From prolific genre documentary maker David Gregory - the man behind the coverage of real (reel?) life madcap genius in 2014's Lost Soul: The Doomed Journey of Richard Stanley's Island of Dr Moreau: a document of one visionary director's descent into insanity amidst the febrile conflagration of actorly egos that really must be seen and is highly recommended to anyone who has yet to see it - comes this intriguing insight into the career and subsequent murder of exploitation movie icon Al Adamson.

About a year or two ago, during one of my many nights of fitful sleep, I came across one of those American 'true crime' TV shows that air on obscure digital channels in the wee hours of the morning to fill airtime and found myself watching it.  Entitled A Stranger In My Home: Death's Final Cut, it was in the midst of detailing the lonely and gruesome murder of a man by a business associate on a ranch in the middle of the Californian desert.  My attention was gripped however when the name "Al Adamson" was mentioned.  The Dracula versus Frankenstein guy?

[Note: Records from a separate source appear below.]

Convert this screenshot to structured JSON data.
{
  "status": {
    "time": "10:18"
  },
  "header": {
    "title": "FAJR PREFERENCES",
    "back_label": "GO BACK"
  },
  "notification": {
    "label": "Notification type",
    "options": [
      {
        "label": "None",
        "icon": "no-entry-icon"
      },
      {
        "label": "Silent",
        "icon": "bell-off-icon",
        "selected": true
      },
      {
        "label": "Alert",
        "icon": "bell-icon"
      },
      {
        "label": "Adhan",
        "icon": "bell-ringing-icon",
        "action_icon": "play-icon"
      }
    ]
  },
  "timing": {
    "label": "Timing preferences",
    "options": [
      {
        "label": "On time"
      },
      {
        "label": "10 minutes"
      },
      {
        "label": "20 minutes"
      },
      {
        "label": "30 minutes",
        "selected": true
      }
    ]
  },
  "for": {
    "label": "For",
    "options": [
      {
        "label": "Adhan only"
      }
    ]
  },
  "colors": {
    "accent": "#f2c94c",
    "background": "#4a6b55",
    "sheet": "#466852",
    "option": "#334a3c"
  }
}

Featuring interviews with friends and colleagues of Adamson such as his longtime co-conspirator in Independent-International Pictures Sam Sherman, actors Russ Tamblyn, Robert Dix and the elusive Roger Engel (aka Zandor Vorkov himself!), cinematographers Gary Graver and Vilmos Zigismond and directors Worth Keeter, Greydon Clark and Fred Olen Ray the documentary paints a riveting picture of Adamson's life from his youth growing up in the film business as the son of Poverty Row Western actor Victor Adamson (alias Denver Dixon), a real life cowboy from New Zealand who travelled to the US and parlayed his roping and horse riding skills into an acting and directing career, through his early directorial efforts along with producer Sherman (his first effort Echo of Terror slowly transmuting via a long series of re-edits and reshoots through various mutations such as Psycho-a-Go Go, The Fiend with the Electronic Brain and finally Blood of Ghastly Horror as the years passed and a straight psychological thriller became a mad scientist flick starring John Carradine) and the formation of Independent-International.

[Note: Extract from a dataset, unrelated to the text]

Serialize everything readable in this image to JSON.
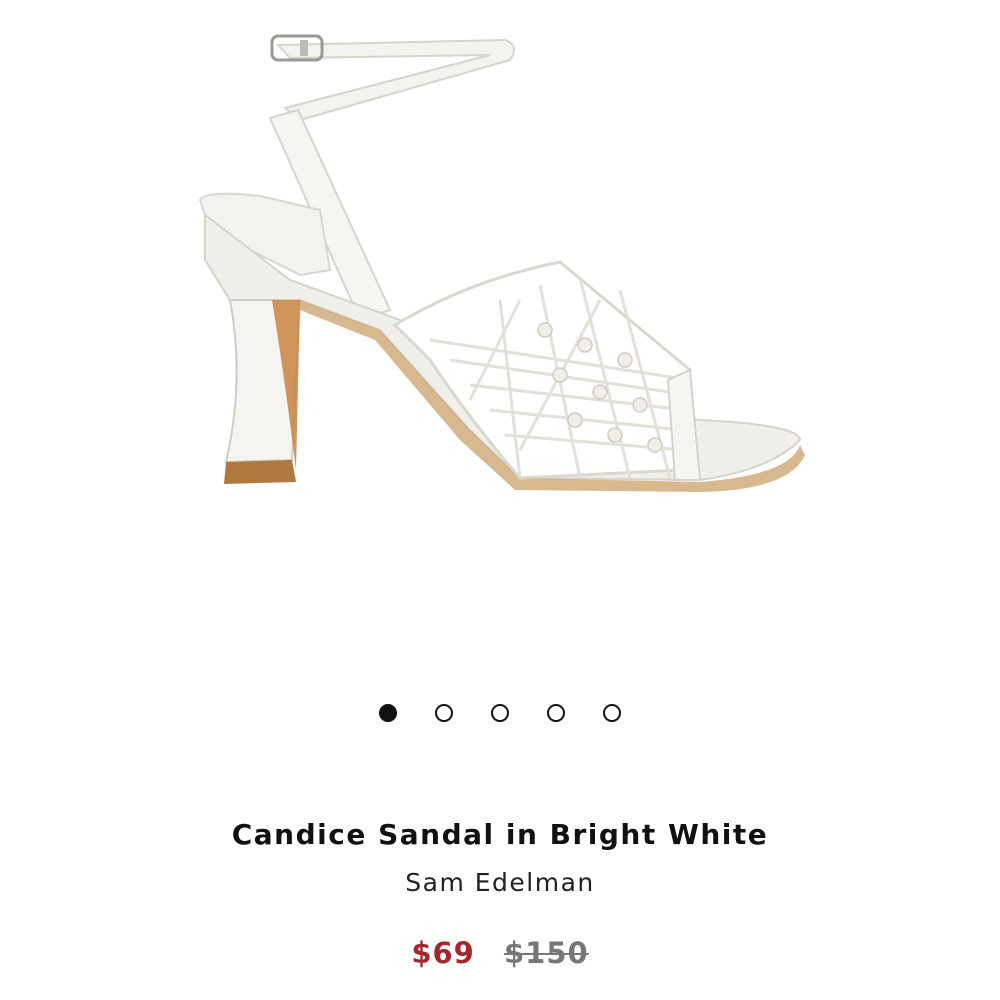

We are also privy to Adamson's private life, from his obsession with actress Vicki Volante (which led Ms Volante to ask Greydon Clark to accompany her on set and pretend to be her boyfriend) to his deeply loving marriage to his muse Regina Carrol (the Lina Romay to Adamson's Jess Franco), tragically curtailed by her death from cancer in 1992 at the early age of 49 - leading to Adamson's gradual withdrawal to his desert holding where he would in turn be cut down too soon at hands of employee Fred Fulford in the summer of 1995 - though due to Fulford's concealment of the corpse and continued usage of Adamson's credit cards the crime would not be revealed until more than a month later.

A very good and intriguing release from Severin that i'd recommend to any connoisseurs of exploitation and horror films, or those interested in the life and tragic end of a man who lived to make motion pictures (even if the consensus on his output doesn't exactly put him in the same bracket as Werner Herzog).